Resource Exploitation
Analyzing the text, Gabriele proposes a semantic redefinition of the term "exploitation," trying to shift it from a negative connotation to a neutral or positive one. His argument is based on a logical premise: if exploitation is the use of resources (human, natural, technological), then it is a necessary and inevitable process. However, this logical equivalence overlooks a crucial distinction in common language and socio-economic debate: between "use" (neutral) and "exploitation" (which generally implies an imbalance of power, an asymmetrical appropriation of value or excessive use). Gabriele merges the two concepts, but does not provide concrete data or examples to demonstrate that in contemporary business growth, increased productivity is not often accompanied by forms of exploitation in the critical sense of the term (for example, stagnant wages despite increased productivity, precarious working conditions, externalization of environmental costs).
His statement that "business growth is the result of investing capital to increase productivity" is technically correct in economics, but it is a simplification: it does not address how the distribution of the fruits of that productivity is often unequal, which is at the heart of "Mrs. Giuliana's" criticism.
When Gabriele states that "the problem is not exploitation, but excessive exploitation," he introduces a quantitative but not qualitative or distributive justice criterion. This shifts the debate from "whether" to "how much," but without defining the limits of what is acceptable or who should establish them. His conclusion is pragmatic and provocative: it's better to be exploited than to be useless. This point is based on a future projection (automation, reduced demand for human labor) which, although plausible in some economic theories, is used as rhetorical threat rather than as an analysis supported by specific data on the current working context.

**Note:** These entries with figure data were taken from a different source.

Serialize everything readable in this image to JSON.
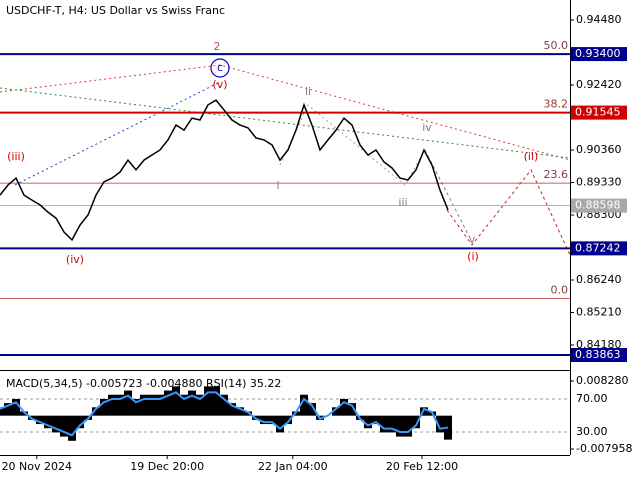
{
  "chart_data": [
    {
      "type": "line",
      "title": "USDCHF-T, H4:  US Dollar vs Swiss Franc",
      "color": "#000000",
      "values": [
        0.8893,
        0.8925,
        0.8947,
        0.8893,
        0.8877,
        0.8862,
        0.8839,
        0.882,
        0.8776,
        0.8751,
        0.8798,
        0.883,
        0.8893,
        0.8935,
        0.8947,
        0.8966,
        0.9004,
        0.8973,
        0.9004,
        0.902,
        0.9036,
        0.9068,
        0.9115,
        0.9099,
        0.9137,
        0.9131,
        0.9179,
        0.9194,
        0.9163,
        0.9131,
        0.9115,
        0.9106,
        0.9074,
        0.9068,
        0.9052,
        0.9004,
        0.9036,
        0.9099,
        0.9179,
        0.9115,
        0.9036,
        0.9068,
        0.9099,
        0.9137,
        0.9115,
        0.9052,
        0.902,
        0.9036,
        0.8998,
        0.8979,
        0.8947,
        0.8941,
        0.8973,
        0.9036,
        0.8988,
        0.8909,
        0.8846
      ],
      "xlim": [
        0,
        71.25
      ],
      "ylim": [
        0.83387,
        0.95114
      ],
      "yticks": [
        {
          "value": 0.9448,
          "label": "0.94480"
        },
        {
          "value": 0.9242,
          "label": "0.92420"
        },
        {
          "value": 0.9036,
          "label": "0.90360"
        },
        {
          "value": 0.8933,
          "label": "0.89330"
        },
        {
          "value": 0.883,
          "label": "0.88300"
        },
        {
          "value": 0.8624,
          "label": "0.86240"
        },
        {
          "value": 0.8521,
          "label": "0.85210"
        },
        {
          "value": 0.8418,
          "label": "0.84180"
        }
      ],
      "levels": [
        {
          "value": 0.934,
          "label": "0.93400",
          "color": "#00008b"
        },
        {
          "value": 0.91545,
          "label": "0.91545",
          "color": "#d00000"
        },
        {
          "value": 0.87242,
          "label": "0.87242",
          "color": "#00008b"
        },
        {
          "value": 0.83863,
          "label": "0.83863",
          "color": "#00008b"
        }
      ],
      "current_price": {
        "value": 0.88598,
        "label": "0.88598",
        "color": "#a9a9a9"
      },
      "fib_levels": [
        {
          "label": "50.0",
          "price": 0.934
        },
        {
          "label": "38.2",
          "price": 0.91545
        },
        {
          "label": "23.6",
          "price": 0.8931
        },
        {
          "label": "0.0",
          "price": 0.8565
        }
      ],
      "wave_labels": [
        {
          "text": "2",
          "color": "#c0504d"
        },
        {
          "text": "c",
          "color": "#0000cd"
        },
        {
          "text": "(v)",
          "color": "#d00000"
        },
        {
          "text": "(iii)",
          "color": "#d00000"
        },
        {
          "text": "(iv)",
          "color": "#d00000"
        },
        {
          "text": "ii",
          "color": "#808080"
        },
        {
          "text": "i",
          "color": "#808080"
        },
        {
          "text": "iii",
          "color": "#808080"
        },
        {
          "text": "iv",
          "color": "#808080"
        },
        {
          "text": "v",
          "color": "#808080"
        },
        {
          "text": "(i)",
          "color": "#d00000"
        },
        {
          "text": "(ii)",
          "color": "#d00000"
        }
      ]
    },
    {
      "type": "bar",
      "title": "MACD(5,34,5) -0.005723 -0.004880 RSI(14) 35.22",
      "xlim": [
        0,
        71.25
      ],
      "xticks": [
        {
          "value": 4.6,
          "label": "20 Nov 2024"
        },
        {
          "value": 20.9,
          "label": "19 Dec 20:00"
        },
        {
          "value": 36.6,
          "label": "22 Jan 04:00"
        },
        {
          "value": 52.75,
          "label": "20 Feb 12:00"
        }
      ],
      "ylim": [
        -0.009391,
        0.010429
      ],
      "yticks": [
        {
          "value": 0.00828,
          "label": "0.008280"
        },
        {
          "value": -0.007958,
          "label": "-0.007958"
        }
      ],
      "y2lim": [
        2.1,
        102.7
      ],
      "y2ticks": [
        {
          "value": 70,
          "label": "70.00"
        },
        {
          "value": 30,
          "label": "30.00"
        }
      ],
      "series": [
        {
          "name": "MACD",
          "color": "#000000",
          "values": [
            0.002,
            0.003,
            0.004,
            0.001,
            -0.001,
            -0.002,
            -0.003,
            -0.004,
            -0.005,
            -0.006,
            -0.003,
            -0.001,
            0.002,
            0.004,
            0.005,
            0.005,
            0.006,
            0.004,
            0.005,
            0.005,
            0.005,
            0.006,
            0.007,
            0.005,
            0.006,
            0.005,
            0.007,
            0.007,
            0.005,
            0.003,
            0.002,
            0.001,
            -0.001,
            -0.002,
            -0.002,
            -0.004,
            -0.002,
            0.001,
            0.005,
            0.003,
            -0.001,
            0,
            0.002,
            0.004,
            0.003,
            -0.001,
            -0.003,
            -0.002,
            -0.004,
            -0.004,
            -0.005,
            -0.005,
            -0.003,
            0.002,
            0.001,
            -0.004,
            -0.005723
          ]
        },
        {
          "name": "RSI",
          "color": "#3399ff",
          "axis": "y2",
          "values": [
            58,
            62,
            66,
            54,
            46,
            42,
            38,
            34,
            30,
            26,
            38,
            46,
            58,
            66,
            70,
            70,
            74,
            66,
            70,
            70,
            70,
            74,
            78,
            70,
            74,
            70,
            78,
            78,
            70,
            62,
            58,
            54,
            46,
            42,
            42,
            34,
            42,
            54,
            70,
            62,
            46,
            50,
            58,
            66,
            62,
            46,
            38,
            42,
            34,
            34,
            30,
            30,
            38,
            58,
            54,
            34,
            35.22
          ]
        }
      ]
    }
  ]
}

The final argument ("stop aiming to be exploitable resources and start being people who exploit the resources") is an invitation to individual empowerment, but it remains vague on how this can happen concretely in a system where access to capital and technology is unequal.
Internal consistency of the discourse is maintained around the revaluation of the term "exploitation," but the analysis lacks concreteness and does not address the concrete objections that could arise from real cases of work relationships or business practices.